Onderzoek van de Anne Frank Stichting werpt nieuw licht op de arrestatie van Anne en zeven andere onderduikers in het Achterhuis in Amsterdam. Mogelijk heeft fraude met voedselbonnen of illegale arbeid een rol gespeeld bij de inval.
Tot nu toe werd aangenomen dat de Sicherheitsdienst op 4 augustus 1944 gericht op zoek was naar Joodse onderduikers in het Achterhuis, omdat verraders het adres Prinsengracht 263 hadden doorgegeven. De theorie dat Anne Frank en de zeven andere onderduikers zijn verraden, is ondanks tientallen jaren van onderzoek nooit bewezen. Er circuleerden diverse namen van mogelijke verraders, maar de argumenten waarom zij erbij betrokken waren, bleken niet steekhoudend.

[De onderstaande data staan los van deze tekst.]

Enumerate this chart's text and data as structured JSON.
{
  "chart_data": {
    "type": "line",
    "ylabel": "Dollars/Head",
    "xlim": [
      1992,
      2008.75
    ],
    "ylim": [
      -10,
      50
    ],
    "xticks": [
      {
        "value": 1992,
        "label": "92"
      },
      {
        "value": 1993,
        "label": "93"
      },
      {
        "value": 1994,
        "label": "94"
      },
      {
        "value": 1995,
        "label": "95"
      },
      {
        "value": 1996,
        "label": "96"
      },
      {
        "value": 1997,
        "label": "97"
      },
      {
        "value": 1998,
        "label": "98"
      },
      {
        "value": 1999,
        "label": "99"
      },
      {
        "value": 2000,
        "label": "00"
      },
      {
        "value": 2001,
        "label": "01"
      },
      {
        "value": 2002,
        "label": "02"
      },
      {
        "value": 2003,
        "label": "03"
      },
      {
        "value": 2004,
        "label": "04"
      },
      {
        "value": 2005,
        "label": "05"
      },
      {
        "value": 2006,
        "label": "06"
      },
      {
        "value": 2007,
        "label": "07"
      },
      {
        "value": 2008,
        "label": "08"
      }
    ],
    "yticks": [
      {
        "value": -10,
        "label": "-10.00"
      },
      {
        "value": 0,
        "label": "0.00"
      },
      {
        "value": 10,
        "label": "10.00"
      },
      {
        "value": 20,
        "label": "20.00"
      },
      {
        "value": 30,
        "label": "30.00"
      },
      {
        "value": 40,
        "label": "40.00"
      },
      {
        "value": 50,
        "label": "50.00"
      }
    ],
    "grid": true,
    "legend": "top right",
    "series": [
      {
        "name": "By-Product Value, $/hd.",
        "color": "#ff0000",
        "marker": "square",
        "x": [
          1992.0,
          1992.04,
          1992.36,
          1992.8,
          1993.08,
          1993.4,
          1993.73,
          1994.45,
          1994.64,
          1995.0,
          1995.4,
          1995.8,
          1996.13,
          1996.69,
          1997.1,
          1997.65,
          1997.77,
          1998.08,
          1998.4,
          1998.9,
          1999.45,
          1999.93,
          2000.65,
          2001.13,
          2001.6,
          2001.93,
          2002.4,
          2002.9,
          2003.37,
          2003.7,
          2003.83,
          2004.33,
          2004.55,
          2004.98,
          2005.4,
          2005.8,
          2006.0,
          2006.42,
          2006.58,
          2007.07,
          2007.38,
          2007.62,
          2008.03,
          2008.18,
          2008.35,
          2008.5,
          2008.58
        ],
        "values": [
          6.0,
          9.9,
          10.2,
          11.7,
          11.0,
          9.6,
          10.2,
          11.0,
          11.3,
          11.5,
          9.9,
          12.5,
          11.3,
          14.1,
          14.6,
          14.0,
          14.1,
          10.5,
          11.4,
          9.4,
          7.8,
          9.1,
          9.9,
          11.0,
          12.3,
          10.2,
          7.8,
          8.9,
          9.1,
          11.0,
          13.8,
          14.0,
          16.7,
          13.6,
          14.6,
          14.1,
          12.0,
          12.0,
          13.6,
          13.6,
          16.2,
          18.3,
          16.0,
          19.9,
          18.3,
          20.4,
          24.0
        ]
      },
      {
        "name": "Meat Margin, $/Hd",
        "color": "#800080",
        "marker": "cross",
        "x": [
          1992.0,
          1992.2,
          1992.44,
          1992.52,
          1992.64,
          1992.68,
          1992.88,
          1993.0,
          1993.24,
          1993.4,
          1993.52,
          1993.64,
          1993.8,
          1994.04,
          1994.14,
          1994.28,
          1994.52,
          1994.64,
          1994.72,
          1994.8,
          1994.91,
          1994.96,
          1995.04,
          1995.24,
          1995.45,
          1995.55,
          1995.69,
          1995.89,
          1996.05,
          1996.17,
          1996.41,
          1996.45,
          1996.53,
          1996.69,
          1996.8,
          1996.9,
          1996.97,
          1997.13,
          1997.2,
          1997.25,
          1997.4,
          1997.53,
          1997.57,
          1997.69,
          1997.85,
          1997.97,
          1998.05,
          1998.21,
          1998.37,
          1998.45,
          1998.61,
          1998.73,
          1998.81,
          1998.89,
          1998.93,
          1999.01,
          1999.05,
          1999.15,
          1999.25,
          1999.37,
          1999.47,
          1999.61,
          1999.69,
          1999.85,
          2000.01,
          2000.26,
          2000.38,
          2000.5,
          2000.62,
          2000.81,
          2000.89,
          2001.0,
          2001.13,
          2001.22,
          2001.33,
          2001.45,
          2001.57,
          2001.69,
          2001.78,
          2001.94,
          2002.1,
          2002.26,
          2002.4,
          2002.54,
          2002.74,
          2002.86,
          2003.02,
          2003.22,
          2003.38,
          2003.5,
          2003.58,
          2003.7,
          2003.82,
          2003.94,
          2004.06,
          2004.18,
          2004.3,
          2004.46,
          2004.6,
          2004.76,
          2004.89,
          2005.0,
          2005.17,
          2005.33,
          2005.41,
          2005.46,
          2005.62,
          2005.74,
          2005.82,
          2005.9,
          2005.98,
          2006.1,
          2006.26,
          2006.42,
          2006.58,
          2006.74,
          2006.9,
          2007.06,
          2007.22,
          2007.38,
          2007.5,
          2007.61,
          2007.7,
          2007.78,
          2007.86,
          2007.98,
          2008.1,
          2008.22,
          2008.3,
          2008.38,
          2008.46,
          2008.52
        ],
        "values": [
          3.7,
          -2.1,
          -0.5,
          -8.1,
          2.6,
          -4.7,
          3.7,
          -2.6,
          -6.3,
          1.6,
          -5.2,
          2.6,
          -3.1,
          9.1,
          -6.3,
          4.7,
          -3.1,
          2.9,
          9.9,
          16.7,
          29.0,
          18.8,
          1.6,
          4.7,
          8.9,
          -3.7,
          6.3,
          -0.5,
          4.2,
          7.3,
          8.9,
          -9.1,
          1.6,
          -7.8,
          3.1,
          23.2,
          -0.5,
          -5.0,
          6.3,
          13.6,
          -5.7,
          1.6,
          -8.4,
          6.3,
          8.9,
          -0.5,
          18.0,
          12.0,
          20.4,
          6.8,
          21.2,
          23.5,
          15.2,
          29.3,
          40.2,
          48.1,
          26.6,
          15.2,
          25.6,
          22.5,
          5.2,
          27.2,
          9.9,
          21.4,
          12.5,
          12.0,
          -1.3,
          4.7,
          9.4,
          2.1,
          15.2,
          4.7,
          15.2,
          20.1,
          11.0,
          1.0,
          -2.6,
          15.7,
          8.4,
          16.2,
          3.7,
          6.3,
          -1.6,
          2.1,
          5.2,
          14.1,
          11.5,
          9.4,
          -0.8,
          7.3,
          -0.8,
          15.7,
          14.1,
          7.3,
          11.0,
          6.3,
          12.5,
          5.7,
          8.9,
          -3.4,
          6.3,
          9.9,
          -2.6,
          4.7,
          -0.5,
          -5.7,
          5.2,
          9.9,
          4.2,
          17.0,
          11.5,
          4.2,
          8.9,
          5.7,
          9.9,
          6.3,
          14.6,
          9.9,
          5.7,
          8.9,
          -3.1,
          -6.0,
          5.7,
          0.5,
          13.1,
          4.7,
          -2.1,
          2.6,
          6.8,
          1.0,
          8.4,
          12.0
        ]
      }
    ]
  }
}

De Anne Frank Stichting heeft een nieuwe invalshoek bekeken en aanwijzingen gevonden dat de agenten die die ochtend verschenen mogelijk naar het pand kwamen omdat daar sprake was van illegale arbeid en bonnenhandel. Bij hun onderzoek zijn ze mogelijk bij toeval op de onderduikers gestuit.
In februari 1945, een halfjaar na de inval en maar kort voor het einde van de Tweede Wereldoorlog, overleed Anne Frank – toen vijftien jaar oud – in het concentratiekamp Bergen-Belsen. Het dagboek dat ze in haar onderduiktijd had geschreven, werd later een wereldwijde bestseller.